Sadly, hilarity does not ensue. At first, I struggled to differentiate between moments of intended satire and moronic screenwriting gaffes, such as when the initially astute Palmer sees straight through Danny’s first lie, yet in a later scene, barely raises an eyebrow when he can’t name his own children. We’re also told she is a sixth grade school teacher, which is a terrifying thought considering she’s the kind of gal who’d confuse Iran for a shoe store. Could this be a commentary on America’s flawed education system (a la Waiting for “Superman”), or is it just lazy writing? Considering this was co-written by The Dilemma’s Allan Loeb, and limply directed by I Now Pronounce You Chuck and Larry’s Dennis Dugan, it’s almost certainly the latter.

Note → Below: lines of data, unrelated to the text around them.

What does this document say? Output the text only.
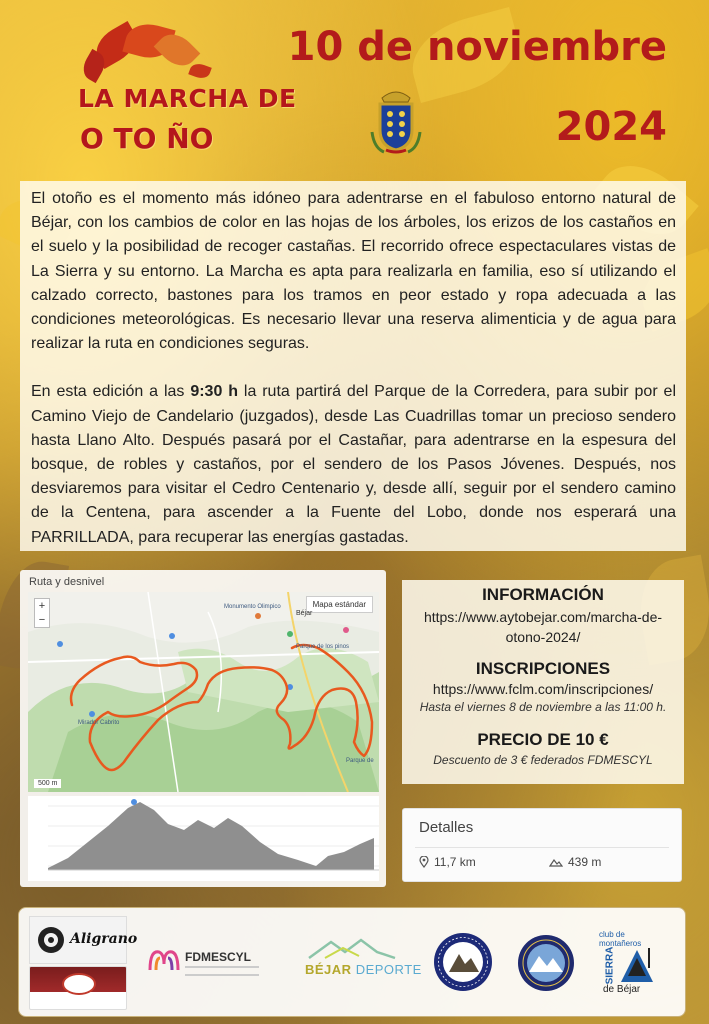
LA MARCHA DE
O TO ÑO
10 de noviembre
2024

El otoño es el momento más idóneo para adentrarse en el fabuloso entorno natural de Béjar, con los cambios de color en las hojas de los árboles, los erizos de los castaños en el suelo y la posibilidad de recoger castañas. El recorrido ofrece espectaculares vistas de La Sierra y su entorno. La Marcha es apta para realizarla en familia, eso sí utilizando el calzado correcto, bastones para los tramos en peor estado y ropa adecuada a las condiciones meteorológicas. Es necesario llevar una reserva alimenticia y de agua para realizar la ruta en condiciones seguras.

En esta edición a las 9:30 h la ruta partirá del Parque de la Corredera, para subir por el Camino Viejo de Candelario (juzgados), desde Las Cuadrillas tomar un precioso sendero hasta Llano Alto. Después pasará por el Castañar, para adentrarse en la espesura del bosque, de robles y castaños, por el sendero de los Pasos Jóvenes. Después, nos desviaremos para visitar el Cedro Centenario y, desde allí, seguir por el sendero camino de la Centena, para ascender a la Fuente del Lobo, donde nos esperará una PARRILLADA, para recuperar las energías gastadas.

Ruta y desnivel
+
−
Mapa estándar
500 m
Béjar
Monumento Olimpico
Parque de los pinos
Mirador Cabrito
Parque de
INFORMACIÓN
https://www.aytobejar.com/marcha-de-otono-2024/
INSCRIPCIONES
https://www.fclm.com/inscripciones/
Hasta el viernes 8 de noviembre a las 11:00 h.
PRECIO DE 10 €
Descuento de 3 € federados FDMESCYL
Detalles
11,7 km	439 m
Aligrano
FDMESCYL
BÉJAR DEPORTE
club de
montañeros
SIERRA
de Béjar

But the issues with Just Go With It don’t end there. Like last year’s Dinner for Schmucks, this is a film that attempts farcical comedy, but doesn’t understand it. It sets up absurd situations, yet insists they play out with genial rom-com characters rather than the outrageously over-the-top caricatures that are required. Sandler’s Danny is a deceitful and disrespectful womanizer who is willing to belittle his friends in order to bed a hot blonde, so why is he sympathetically portrayed as a decent bloke with good intentions? The film would function a lot better as a farce if we loved to hate Danny, eagerly anticipating the moment his elaborate plan would fall apart.

To be fair, Aniston gets the tone right during an early scene where she is first introduced as Danny’s ex-wife, successfully overdoing it for a few chuckles. As someone who seemingly finds her scripts by rummaging through Katherine Heigl’s rubbish bin, this may be the most tolerable she’s ever been on the big screen.  Still, it’s a late appearance by Nicole Kidman that demonstrates what Just Go With It could have been. Kidman fully embraces the film’s farcical nature as Devlin, Katherine’s high school nemesis who is so deliciously detestable, you wish the camera would just follow her instead of the mumbling, monotone Sandler.

But even Kidman’s character is eventually undermined by typical rom-com schmaltz, which sees the film part ways with forced “happily ever after” sentiment despite the numerous liars and A-holes that occupy it. Just Go With It lives up to everything a Happy Madison production promises, which is to say not much.